È calato del 10% il numero di incidenti su strade e autostrade, dati confermati dalla Polizia stradale, che nel mese di agosto ha rilevato 81 incidenti mortali con 89 vittime a fronte dei 119 scontri e 128 decessi dell’agosto 2009. Per converso sono aumentate le infrazioni contestate, +8% tra agosto 2009 e agosto 2010, specialmente le sanzioni per eccesso di velocità. Nelle ore notturne dei weekend la riduzione degli incidenti mortali è stata del 9% circa e del 5% delle vittime rispetto al 2009.

Un giro di vite, quello delle nuove norme per chi è al volante, che non ha però risolto tutti i problemi. È ancora alto infatti il numero degli italiani che alla guida non porta le cinture di sicurezza, non usa l’auricolare per parlare al cellulare o guida sotto l’effetto dell’alcool. Su questo fronte il nuovo Codice non sembra aver introdotto sufficienti limitazioni se il numero delle violazioni è rimasto pressoché invariato rispetto al 2009.

Sulla scarsa coscienza civile degli italiani a quattro ruote è intervenuta anche la Fondazione Ania per la sicurezza stradale che ci ha definiti un popolo di distratti. Un italiano su due ammette infatti di aver avuto un incidente causato dalla propria disattenzione. Oltre alla più frequente cattiva abitudine di telefonare mentre si guida, vi è anche il vizio di scrivere sms, inserire cd o cambiare la stazione radio e, nel caso delle signore, truccarsi. C’è perfino chi ammette di leggere il giornale o lavorare al pc.
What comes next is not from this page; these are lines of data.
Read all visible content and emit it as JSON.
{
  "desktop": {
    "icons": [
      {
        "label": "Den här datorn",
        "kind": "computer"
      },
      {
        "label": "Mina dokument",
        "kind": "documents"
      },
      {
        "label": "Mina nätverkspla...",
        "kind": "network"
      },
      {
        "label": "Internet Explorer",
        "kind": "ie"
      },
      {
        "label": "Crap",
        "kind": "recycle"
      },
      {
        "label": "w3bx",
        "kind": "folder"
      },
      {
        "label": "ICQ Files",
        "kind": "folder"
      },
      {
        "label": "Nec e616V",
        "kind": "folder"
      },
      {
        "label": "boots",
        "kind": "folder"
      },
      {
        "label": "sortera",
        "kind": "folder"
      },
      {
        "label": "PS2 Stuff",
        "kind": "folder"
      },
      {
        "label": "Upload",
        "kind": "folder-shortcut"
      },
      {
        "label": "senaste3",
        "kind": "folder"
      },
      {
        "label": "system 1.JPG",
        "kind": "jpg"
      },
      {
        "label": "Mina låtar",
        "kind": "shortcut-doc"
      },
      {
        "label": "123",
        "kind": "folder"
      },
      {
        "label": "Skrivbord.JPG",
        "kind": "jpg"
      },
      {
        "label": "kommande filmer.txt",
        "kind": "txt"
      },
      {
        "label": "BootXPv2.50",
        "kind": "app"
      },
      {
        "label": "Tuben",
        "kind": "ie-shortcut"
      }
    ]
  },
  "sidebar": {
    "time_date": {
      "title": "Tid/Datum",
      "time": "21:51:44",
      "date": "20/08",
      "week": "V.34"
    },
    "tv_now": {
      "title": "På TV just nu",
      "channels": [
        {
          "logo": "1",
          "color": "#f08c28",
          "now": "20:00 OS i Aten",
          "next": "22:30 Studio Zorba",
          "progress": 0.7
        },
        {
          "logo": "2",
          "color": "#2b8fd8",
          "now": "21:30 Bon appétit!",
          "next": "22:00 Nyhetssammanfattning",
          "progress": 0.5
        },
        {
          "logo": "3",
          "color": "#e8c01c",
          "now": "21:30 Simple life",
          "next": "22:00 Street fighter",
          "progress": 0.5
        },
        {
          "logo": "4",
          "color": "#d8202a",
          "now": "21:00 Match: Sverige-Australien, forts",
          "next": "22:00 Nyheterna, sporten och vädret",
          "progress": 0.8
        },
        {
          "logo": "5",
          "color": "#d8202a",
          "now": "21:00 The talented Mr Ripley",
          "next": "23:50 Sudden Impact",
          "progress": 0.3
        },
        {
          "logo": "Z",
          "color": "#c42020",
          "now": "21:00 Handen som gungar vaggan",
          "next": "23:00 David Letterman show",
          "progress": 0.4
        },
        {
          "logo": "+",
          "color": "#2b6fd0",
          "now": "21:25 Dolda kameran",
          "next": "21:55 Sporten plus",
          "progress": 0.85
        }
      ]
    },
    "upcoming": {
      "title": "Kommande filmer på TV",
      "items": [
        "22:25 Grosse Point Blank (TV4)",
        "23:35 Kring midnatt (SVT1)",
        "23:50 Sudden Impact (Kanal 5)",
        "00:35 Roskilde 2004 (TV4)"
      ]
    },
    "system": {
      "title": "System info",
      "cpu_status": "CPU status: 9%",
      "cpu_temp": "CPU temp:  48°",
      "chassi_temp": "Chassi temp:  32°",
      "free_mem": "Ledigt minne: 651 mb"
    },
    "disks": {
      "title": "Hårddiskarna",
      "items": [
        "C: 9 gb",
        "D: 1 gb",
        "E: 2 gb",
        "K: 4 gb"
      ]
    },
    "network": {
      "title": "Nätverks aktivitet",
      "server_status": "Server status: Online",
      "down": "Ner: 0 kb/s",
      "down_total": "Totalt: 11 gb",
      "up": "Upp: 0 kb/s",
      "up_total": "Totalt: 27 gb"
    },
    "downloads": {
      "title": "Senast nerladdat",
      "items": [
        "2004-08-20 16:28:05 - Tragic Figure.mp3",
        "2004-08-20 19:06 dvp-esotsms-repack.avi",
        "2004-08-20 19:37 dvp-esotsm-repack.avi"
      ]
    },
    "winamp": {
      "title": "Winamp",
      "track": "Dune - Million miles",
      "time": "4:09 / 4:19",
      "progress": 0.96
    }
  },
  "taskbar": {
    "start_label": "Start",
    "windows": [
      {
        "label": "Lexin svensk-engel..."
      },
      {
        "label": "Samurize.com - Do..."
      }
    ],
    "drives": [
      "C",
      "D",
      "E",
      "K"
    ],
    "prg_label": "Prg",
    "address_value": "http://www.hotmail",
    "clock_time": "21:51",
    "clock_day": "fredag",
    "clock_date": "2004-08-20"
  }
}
Un trend che va modificato sensibilizzando gli automobilisti sulla responsabilità alla guida (ne è la prova la campagna pubblicitaria sulla sicurezza stradale dal titolo “Guido con prudenza” lanciata ad agosto) e aumentando i controlli da parte di polizia e carabinieri sulle strade italiane, soprattutto alla luce del fatto che con il 2011 si aprirà il decennio dedicato alla sicurezza stradale.
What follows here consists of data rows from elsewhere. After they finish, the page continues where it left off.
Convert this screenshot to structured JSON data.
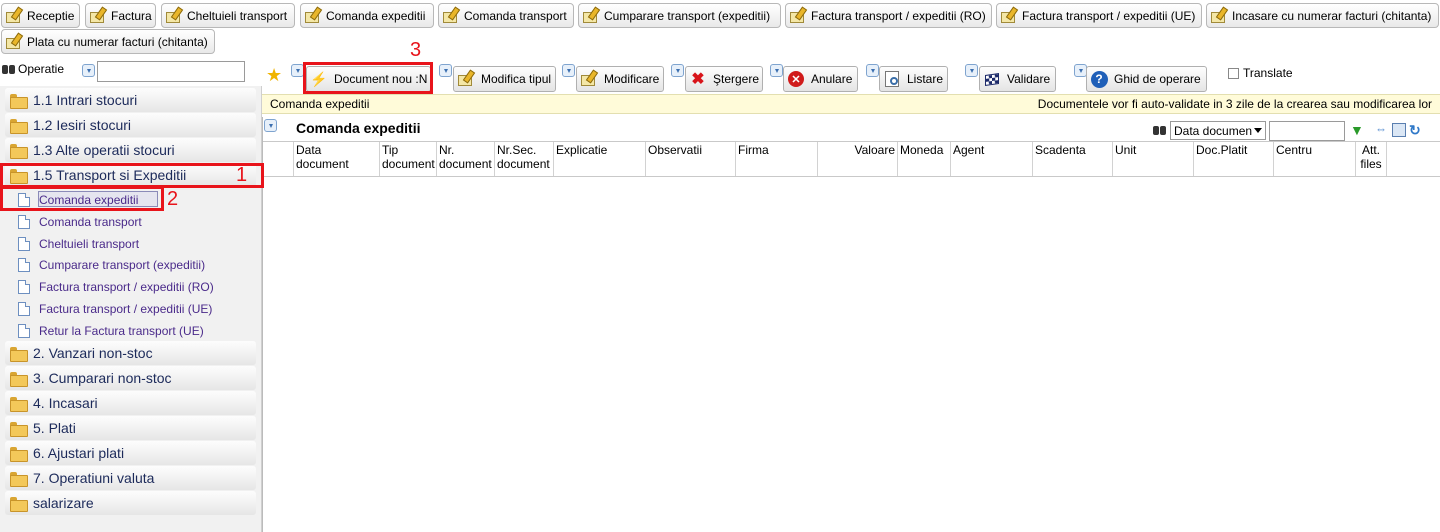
{
  "quick_tabs": [
    "Receptie",
    "Factura",
    "Cheltuieli transport",
    "Comanda expeditii",
    "Comanda transport",
    "Cumparare transport (expeditii)",
    "Factura transport / expeditii (RO)",
    "Factura transport / expeditii (UE)",
    "Incasare cu numerar facturi (chitanta)",
    "Plata cu numerar facturi (chitanta)"
  ],
  "operatie": {
    "label": "Operatie",
    "search_value": ""
  },
  "sidebar": {
    "groups": [
      "1.1 Intrari stocuri",
      "1.2 Iesiri stocuri",
      "1.3 Alte operatii stocuri",
      "1.5 Transport si Expeditii",
      "2. Vanzari non-stoc",
      "3. Cumparari non-stoc",
      "4. Incasari",
      "5. Plati",
      "6. Ajustari plati",
      "7. Operatiuni valuta",
      "salarizare"
    ],
    "sub_items": [
      "Comanda expeditii",
      "Comanda transport",
      "Cheltuieli transport",
      "Cumparare transport (expeditii)",
      "Factura transport / expeditii (RO)",
      "Factura transport / expeditii (UE)",
      "Retur la Factura transport (UE)"
    ]
  },
  "toolbar": {
    "document_nou": "Document nou :N",
    "modifica_tipul": "Modifica tipul",
    "modificare": "Modificare",
    "stergere": "Ştergere",
    "anulare": "Anulare",
    "listare": "Listare",
    "validare": "Validare",
    "ghid": "Ghid de operare",
    "translate": "Translate"
  },
  "infobar": {
    "left": "Comanda expeditii",
    "right": "Documentele vor fi auto-validate in 3 zile de la crearea sau modificarea lor"
  },
  "panel": {
    "title": "Comanda expeditii",
    "sort_select": "Data documen",
    "search_value": ""
  },
  "columns": [
    {
      "l1": "Data",
      "l2": "document"
    },
    {
      "l1": "Tip",
      "l2": "document"
    },
    {
      "l1": "Nr.",
      "l2": "document"
    },
    {
      "l1": "Nr.Sec.",
      "l2": "document"
    },
    {
      "l1": "Explicatie",
      "l2": ""
    },
    {
      "l1": "Observatii",
      "l2": ""
    },
    {
      "l1": "Firma",
      "l2": ""
    },
    {
      "l1": "Valoare",
      "l2": ""
    },
    {
      "l1": "Moneda",
      "l2": ""
    },
    {
      "l1": "Agent",
      "l2": ""
    },
    {
      "l1": "Scadenta",
      "l2": ""
    },
    {
      "l1": "Unit",
      "l2": ""
    },
    {
      "l1": "Doc.Platit",
      "l2": ""
    },
    {
      "l1": "Centru",
      "l2": ""
    },
    {
      "l1": "Att.",
      "l2": "files"
    }
  ],
  "annotations": [
    "1",
    "2",
    "3"
  ],
  "colors": {
    "highlight": "#e8141b",
    "info_bg": "#fffbd9",
    "sub_link": "#4a2a8a"
  }
}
Il calo di sinistri di quest’estate non deve perciò fare cantare vittoria. Sono ancora molte le cose da cambiare: è in aumento per esempio il preoccupante fenomeno dei pirati della strada, che nessuna riforma del Codice potrà mai debellare ma solo la certezza di una pena esemplare.
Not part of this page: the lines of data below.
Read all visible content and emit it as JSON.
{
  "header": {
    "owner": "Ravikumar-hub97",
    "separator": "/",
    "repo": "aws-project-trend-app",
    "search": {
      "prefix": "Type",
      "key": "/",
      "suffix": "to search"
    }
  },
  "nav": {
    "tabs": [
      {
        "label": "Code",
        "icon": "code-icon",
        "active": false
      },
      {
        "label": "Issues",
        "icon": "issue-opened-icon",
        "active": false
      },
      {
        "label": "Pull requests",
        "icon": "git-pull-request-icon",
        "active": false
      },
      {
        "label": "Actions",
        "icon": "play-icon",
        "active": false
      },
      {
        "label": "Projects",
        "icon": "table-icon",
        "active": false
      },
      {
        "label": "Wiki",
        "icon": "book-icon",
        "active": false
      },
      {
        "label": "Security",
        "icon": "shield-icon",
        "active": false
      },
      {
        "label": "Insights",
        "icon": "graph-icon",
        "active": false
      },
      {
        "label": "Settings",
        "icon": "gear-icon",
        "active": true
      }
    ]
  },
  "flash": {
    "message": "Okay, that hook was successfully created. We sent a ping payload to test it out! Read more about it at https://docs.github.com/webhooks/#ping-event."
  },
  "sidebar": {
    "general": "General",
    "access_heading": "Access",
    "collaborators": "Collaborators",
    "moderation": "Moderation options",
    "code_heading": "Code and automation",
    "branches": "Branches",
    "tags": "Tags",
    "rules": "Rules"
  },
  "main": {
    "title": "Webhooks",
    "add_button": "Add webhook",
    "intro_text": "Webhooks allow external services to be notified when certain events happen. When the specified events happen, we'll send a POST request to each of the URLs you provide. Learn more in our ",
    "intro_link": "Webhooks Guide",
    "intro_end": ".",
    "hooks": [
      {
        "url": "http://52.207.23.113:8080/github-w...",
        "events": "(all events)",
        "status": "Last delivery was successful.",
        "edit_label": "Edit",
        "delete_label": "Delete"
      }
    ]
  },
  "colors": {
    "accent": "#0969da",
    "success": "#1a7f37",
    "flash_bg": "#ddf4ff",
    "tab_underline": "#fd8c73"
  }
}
“Arginare questo fenomeno” ha dichiarato Pietro Giordano, segretario nazionale dell’Adiconsum, “significa anche incidere al ribasso sulle tariffe delle assicurazioni auto e ridurre gli oneri sociali, soprattutto nella sanità”. I 3,7 milioni di sinistri stradali avvenuti nel 2008 sono, secondo l’Ania, un danno a livello economico per gli assicurati, che si vedono, in caso di incidente, aumentare la classe di merito di appartenenza con relativo cospicuo aumento del costo della polizza.

Costi che vanno a sommarsi all’inasprimento delle multe, che con l’introduzione del nuovo Codice si sono fatte più salate soprattutto per i neopatentati (con patente B conseguita da meno di 3 anni) e le categorie professionali (conducenti di pullman, taxi e camion).